La tragica storia di Stephanie Aston: una vita segnata dalla sindrome di Ehlers-Danlos. L’incomprensione e la superficialità medica hanno condotto una giovane donna a una fine triste e prematura.
Morire a soli 33 anni, con tutta la vita davanti, è qualcosa che non dovrebbe accadere mai, in nessuna circostanza. Che accada poi a causa della superficialità e della negligenza di alcuni medici è una notizia ancor peggiore. Purtroppo, è quello che è accaduto a una giovane donna di nome Stephanie Aston. Originaria della Nuova Zelanda, si è spenta perdendo la sua battaglia contro un male oscuro, identificato nella sindrome di Ehlers-Danlos (EDS). La tragedia si è consumata nella sua dimora a Auckland lo scorso 1° settembre.
La patologia di cui soffriva la povera Stephanie Aston va a intaccare i tessuti connettivi. Tutta l’esistenza della giovane è stata condizionata in modo significativo. Purtroppo, non è il primo caso di un simile decorso. Tuttavia, quello che rende questa storia ancora più sconvolgente è il fatto che la paziente abbia ricevuto un trattamento indecoroso da parte di alcuni medici ai quali si era rivolta per avere aiuto. L’incapacità di comprendere la gravità della sua condizione è stata camuffata, infatti, con l’idea balorda che la giovane donna stesse addirittura simulando i suoi sintomi.

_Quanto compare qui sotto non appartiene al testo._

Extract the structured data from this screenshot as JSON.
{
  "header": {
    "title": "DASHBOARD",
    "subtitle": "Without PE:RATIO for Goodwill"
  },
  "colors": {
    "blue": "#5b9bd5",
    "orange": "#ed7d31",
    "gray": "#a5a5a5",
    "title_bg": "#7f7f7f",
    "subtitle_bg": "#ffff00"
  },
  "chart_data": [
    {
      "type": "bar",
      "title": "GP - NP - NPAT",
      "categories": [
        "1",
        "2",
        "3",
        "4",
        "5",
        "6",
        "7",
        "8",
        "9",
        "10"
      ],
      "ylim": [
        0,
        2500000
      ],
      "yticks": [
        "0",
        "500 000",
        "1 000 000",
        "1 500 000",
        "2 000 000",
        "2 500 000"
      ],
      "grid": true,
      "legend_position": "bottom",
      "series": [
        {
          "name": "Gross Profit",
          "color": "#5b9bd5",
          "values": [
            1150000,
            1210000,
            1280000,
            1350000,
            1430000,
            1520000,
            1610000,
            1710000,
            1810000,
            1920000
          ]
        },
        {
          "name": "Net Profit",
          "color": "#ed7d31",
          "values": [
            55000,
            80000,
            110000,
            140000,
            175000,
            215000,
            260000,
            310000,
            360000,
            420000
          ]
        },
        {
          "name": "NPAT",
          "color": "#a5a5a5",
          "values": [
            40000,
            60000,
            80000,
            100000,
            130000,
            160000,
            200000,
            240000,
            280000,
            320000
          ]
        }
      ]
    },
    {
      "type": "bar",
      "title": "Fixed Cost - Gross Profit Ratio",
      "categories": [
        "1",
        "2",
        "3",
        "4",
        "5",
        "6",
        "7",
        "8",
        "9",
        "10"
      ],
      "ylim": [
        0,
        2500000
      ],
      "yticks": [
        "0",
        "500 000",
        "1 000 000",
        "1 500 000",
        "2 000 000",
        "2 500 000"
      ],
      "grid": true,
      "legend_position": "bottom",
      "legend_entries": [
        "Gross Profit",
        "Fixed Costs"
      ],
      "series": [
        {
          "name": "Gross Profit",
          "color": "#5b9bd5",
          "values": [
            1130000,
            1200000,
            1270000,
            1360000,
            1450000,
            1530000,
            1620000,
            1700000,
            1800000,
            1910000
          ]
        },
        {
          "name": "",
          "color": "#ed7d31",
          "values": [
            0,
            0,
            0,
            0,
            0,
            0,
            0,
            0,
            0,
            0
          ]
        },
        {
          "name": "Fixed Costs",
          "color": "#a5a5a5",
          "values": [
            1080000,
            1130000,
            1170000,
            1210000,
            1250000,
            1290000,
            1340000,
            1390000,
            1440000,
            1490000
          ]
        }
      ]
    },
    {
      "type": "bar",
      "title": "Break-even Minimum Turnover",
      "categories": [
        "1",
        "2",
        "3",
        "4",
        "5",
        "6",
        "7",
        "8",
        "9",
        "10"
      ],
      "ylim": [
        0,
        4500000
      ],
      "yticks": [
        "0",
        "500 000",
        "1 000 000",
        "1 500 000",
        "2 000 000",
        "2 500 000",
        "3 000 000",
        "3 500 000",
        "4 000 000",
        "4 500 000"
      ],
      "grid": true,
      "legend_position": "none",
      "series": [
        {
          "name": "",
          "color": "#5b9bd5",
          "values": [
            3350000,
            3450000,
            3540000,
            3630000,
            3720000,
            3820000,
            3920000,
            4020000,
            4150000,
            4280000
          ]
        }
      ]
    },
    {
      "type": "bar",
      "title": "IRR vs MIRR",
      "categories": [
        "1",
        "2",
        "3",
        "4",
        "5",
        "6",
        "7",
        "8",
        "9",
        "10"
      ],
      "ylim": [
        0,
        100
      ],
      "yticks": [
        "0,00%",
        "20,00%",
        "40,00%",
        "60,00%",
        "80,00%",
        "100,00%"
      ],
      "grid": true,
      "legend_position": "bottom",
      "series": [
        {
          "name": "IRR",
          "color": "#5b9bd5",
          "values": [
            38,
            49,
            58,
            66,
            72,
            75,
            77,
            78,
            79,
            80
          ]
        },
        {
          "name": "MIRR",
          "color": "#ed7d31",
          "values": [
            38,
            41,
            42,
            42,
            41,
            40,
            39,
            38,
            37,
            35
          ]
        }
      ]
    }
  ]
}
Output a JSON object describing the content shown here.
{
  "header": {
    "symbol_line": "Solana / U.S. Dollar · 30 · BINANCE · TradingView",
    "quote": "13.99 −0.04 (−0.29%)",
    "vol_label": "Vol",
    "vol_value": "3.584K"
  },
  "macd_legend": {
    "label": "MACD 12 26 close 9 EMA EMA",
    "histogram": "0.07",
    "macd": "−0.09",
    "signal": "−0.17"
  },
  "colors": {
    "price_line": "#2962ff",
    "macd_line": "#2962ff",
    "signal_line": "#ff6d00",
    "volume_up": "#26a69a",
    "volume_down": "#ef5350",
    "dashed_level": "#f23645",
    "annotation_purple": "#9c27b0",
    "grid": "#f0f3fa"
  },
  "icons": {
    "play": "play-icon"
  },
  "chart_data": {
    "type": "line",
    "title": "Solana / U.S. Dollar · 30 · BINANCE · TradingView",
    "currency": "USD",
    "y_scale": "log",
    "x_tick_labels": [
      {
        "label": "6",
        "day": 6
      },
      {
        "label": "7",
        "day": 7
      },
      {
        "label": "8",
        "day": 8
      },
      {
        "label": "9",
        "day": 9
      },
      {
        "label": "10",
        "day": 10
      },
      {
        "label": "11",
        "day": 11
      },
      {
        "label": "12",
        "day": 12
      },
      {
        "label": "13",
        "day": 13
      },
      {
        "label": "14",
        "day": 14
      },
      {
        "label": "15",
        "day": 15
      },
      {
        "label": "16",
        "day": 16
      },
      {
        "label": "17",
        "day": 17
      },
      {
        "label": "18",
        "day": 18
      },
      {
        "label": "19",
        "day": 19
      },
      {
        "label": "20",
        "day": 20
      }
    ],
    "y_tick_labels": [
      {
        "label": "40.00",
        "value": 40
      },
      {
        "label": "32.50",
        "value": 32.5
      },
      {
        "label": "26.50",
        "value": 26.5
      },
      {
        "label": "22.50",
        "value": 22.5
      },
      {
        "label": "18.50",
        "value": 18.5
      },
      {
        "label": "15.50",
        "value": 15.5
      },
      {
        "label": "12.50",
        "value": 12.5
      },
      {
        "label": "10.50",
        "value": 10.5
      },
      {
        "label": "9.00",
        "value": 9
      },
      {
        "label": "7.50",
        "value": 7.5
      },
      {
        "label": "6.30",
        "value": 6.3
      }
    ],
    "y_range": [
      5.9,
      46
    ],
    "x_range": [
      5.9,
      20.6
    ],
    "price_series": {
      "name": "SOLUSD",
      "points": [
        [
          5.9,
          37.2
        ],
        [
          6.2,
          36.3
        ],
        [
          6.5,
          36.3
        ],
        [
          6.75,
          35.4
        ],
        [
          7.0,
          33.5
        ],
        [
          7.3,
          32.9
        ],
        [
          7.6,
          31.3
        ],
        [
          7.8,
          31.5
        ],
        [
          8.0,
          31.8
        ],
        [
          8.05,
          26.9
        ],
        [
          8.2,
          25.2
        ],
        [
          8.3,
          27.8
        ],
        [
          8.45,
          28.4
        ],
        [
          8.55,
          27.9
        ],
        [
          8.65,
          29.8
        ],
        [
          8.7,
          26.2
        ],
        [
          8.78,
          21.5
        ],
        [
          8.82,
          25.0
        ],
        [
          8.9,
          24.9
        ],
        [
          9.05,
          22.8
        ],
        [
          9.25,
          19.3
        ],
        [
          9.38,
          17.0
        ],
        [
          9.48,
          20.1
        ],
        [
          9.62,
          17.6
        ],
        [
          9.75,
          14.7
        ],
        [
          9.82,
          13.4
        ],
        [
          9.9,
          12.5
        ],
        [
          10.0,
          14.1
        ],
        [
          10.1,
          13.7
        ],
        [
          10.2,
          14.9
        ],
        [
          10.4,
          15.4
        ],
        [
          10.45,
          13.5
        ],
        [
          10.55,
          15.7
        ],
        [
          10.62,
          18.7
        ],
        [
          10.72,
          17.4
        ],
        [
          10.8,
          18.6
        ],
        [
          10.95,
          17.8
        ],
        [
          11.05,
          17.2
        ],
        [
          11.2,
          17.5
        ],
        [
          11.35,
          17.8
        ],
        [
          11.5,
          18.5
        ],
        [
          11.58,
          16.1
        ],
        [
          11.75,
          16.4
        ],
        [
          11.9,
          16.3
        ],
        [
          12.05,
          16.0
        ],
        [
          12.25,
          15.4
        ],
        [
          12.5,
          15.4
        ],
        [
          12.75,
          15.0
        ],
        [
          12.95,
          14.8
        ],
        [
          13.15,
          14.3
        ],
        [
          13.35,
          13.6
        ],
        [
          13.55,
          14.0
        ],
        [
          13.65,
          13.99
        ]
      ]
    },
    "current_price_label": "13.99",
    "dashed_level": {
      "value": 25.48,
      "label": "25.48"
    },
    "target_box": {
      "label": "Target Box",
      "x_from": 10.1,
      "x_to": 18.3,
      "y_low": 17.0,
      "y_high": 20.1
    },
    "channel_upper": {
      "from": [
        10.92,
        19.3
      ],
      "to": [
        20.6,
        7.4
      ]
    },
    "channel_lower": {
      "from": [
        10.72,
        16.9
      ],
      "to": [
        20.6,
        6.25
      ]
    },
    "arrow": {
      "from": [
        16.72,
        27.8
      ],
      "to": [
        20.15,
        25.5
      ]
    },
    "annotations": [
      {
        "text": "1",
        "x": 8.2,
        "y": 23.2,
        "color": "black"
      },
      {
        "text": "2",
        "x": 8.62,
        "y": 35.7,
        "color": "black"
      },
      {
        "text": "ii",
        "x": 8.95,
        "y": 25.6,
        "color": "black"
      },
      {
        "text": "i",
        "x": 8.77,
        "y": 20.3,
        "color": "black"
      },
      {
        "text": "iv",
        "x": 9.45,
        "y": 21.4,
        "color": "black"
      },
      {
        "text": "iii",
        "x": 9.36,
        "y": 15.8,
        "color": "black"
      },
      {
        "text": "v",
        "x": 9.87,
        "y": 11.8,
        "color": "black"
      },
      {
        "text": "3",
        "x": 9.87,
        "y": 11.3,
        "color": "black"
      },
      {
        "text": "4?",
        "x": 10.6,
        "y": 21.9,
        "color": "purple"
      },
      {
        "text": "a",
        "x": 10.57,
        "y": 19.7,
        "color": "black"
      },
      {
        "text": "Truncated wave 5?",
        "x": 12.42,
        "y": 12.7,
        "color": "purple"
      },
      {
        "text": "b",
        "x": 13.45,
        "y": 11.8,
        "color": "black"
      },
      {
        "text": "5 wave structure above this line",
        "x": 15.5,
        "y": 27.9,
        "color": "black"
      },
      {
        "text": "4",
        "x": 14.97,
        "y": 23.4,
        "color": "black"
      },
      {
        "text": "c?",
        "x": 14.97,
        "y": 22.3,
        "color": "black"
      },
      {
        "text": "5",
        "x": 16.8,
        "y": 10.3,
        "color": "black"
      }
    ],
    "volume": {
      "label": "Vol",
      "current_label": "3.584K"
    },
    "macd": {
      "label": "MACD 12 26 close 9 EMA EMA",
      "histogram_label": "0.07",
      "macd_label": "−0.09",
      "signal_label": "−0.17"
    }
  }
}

Stephanie Aston, la tragica fine di una paziente che non è stata creduta
La prima diagnosi di sindrome di EDS nei confronti di Stephanie Aston risale addirittura a ottobre 2015. Non sapeva che fosse una malattia di origine ereditaria. La sua salute è stata sempre precaria, accusando malesseri di vario genere ed entità come emicranie lancinanti, spasmi addominali, svenimenti, tachicardia e frequenti dislocazioni articolari. Nonostante fosse evidente che sussisteva una patologia concreta, alcuni medici hanno addotto che la sofferenza della donna fosse dovuta a una sorta problematica della mente.
La loro convinzione (o menefreghismo) era talmente elevata tanto da farla ricoverare presso un reparto psichiatrico e sottoponendola a una serie di esami inutili. Sono arrivati a lanciarle accuse di comportamenti autolesionisti, di simulare gli svenimenti e gli altri sintomi.
L’autorevole fonde del National Institutes of Health (NIH) sostiene che esistano varie tipologie di EDS, ognuna con differenti livelli di rischio. Purtroppo, ognuna di esse è unita da una costante: non esiste una cura per questa sindrome. Nonostante ciò, le persone che ne soffrono possono condurre la loro vita attraverso trattamenti mirati e portando avanti le dovute terapie farmacologiche e fisiche, migliorando così le proprie condizioni.
La morte di Stephanie Aston ha sconvolto profondamente l’intera comunità di malati di EDS. Ci sono malattie invisibili ma terribilmente debilitanti che non possono essere ignorate. É necessario cambiare atteggiamento nei confronti dei pazienti e credere alle loro parole prima di etichettarli come bugiardi.
Kelly McQuillan, fondatrice dell’associazione Ehlers-Danlos Syndromes New Zealand, ha riservato parole d’affetto per la giovane 33enne scomparsa: “Stephanie era un faro di forza e altruismo, con una risata che illuminava anche i momenti più bui. Coloro che hanno avuto la fortuna di conoscerla sono stati arricchiti da un’anima straordinaria”.